In the fifth chapter named, "Westerns and the Westward Expansion" Madsen firstly focuses on Turner Thesis: "In this statement, Turner defines the West not as a geographical place or region but as a process, a process that arises from and defines a unique American character." (p. 122) Then she continues by describing how the notion of frontier came into existence in western novels and films.
At the end of the chapter a witty comparison has been used between the cowboy hero and the USA which justifies all US military actions: "...this same nation supports one of the largest military establishments in history, its rate of violent crime is enormously high and it possesses the technological capacity to destroy the world. Perhaps one source of the cowboy hero's appeal is the way in which he resolves this ambiguity by giving a sense of moral significance and order to violence." (p. 143)
The last chapter of the book is called "Contemporary Interpretations of Exceptionalism". A lot of contemporary novels are introduced in this chapter which portray the idea of exceptionalism.
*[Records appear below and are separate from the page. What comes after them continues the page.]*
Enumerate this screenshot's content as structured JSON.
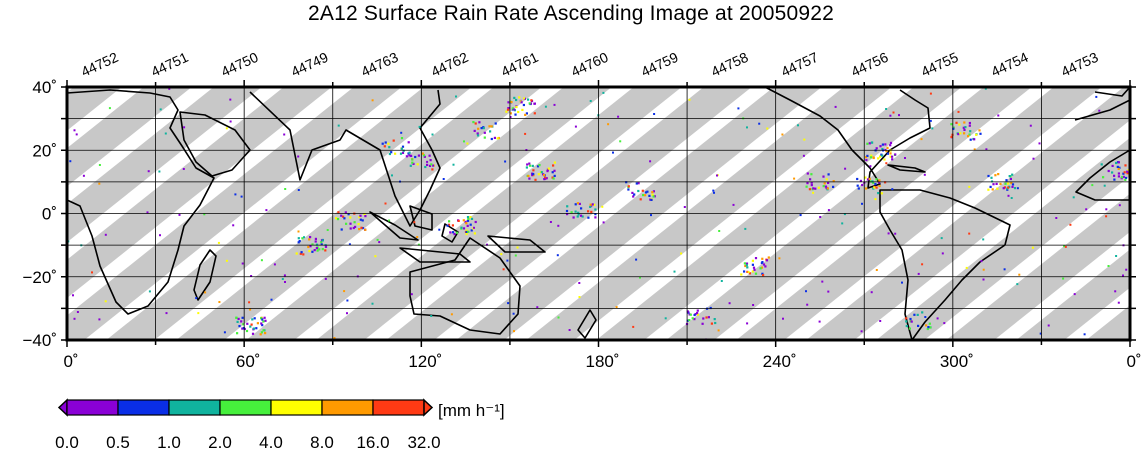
{
  "title": "2A12 Surface Rain Rate Ascending Image at 20050922",
  "orbits": [
    "44752",
    "44751",
    "44750",
    "44749",
    "44763",
    "44762",
    "44761",
    "44760",
    "44759",
    "44758",
    "44757",
    "44756",
    "44755",
    "44754",
    "44753"
  ],
  "lat_labels": [
    "40˚",
    "20˚",
    "0˚",
    "−20˚",
    "−40˚"
  ],
  "lon_labels": [
    "0˚",
    "60˚",
    "120˚",
    "180˚",
    "240˚",
    "300˚",
    "0˚"
  ],
  "colorbar": {
    "unit_label": "[mm h⁻¹]",
    "ticks": [
      "0.0",
      "0.5",
      "1.0",
      "2.0",
      "4.0",
      "8.0",
      "16.0",
      "32.0"
    ],
    "colors": [
      "#8a00d6",
      "#0a2ee6",
      "#10b39e",
      "#46f03c",
      "#ffff00",
      "#ff9a00",
      "#ff3a14"
    ]
  },
  "map": {
    "swath_color": "#c8c8c8",
    "grid": true,
    "lon_range": [
      0,
      360
    ],
    "lat_range": [
      -40,
      40
    ]
  }
}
Madsen also traces exceptionalism in dialogues which are uttered in Sylvester Stallone's Rambo movies.
At the end of this chapter, Madsen talks about the effect of exceptionalism on the Vietnam War, saying, "The Vietnamese landscape becomes comprehensible if seen to require a kind of redemption that can only come from God's chosen people, those whose historical mission is to save other nations from their own folly." (p.166)
She concludes this chapter by a daring statement: "Exceptionalism was the legacy of the Old World for the New, but exceptionalism is now the legacy of the United States for us all" (p. 166).
Suggestion for readers:
Although the purpose of this book is to help students touch the key elements in American studies, the author has gone so far through a lot of books that are not known to students. In other words, one may find himself hapless among the names of novels and writers. Well, at least, I do not suggest this book to students of North American Studies who are not living in the United States. To understand this book you need to know about important American writers and films. Furthermore, the fluency of the book is far from good, most probably because of different excerpts from different books.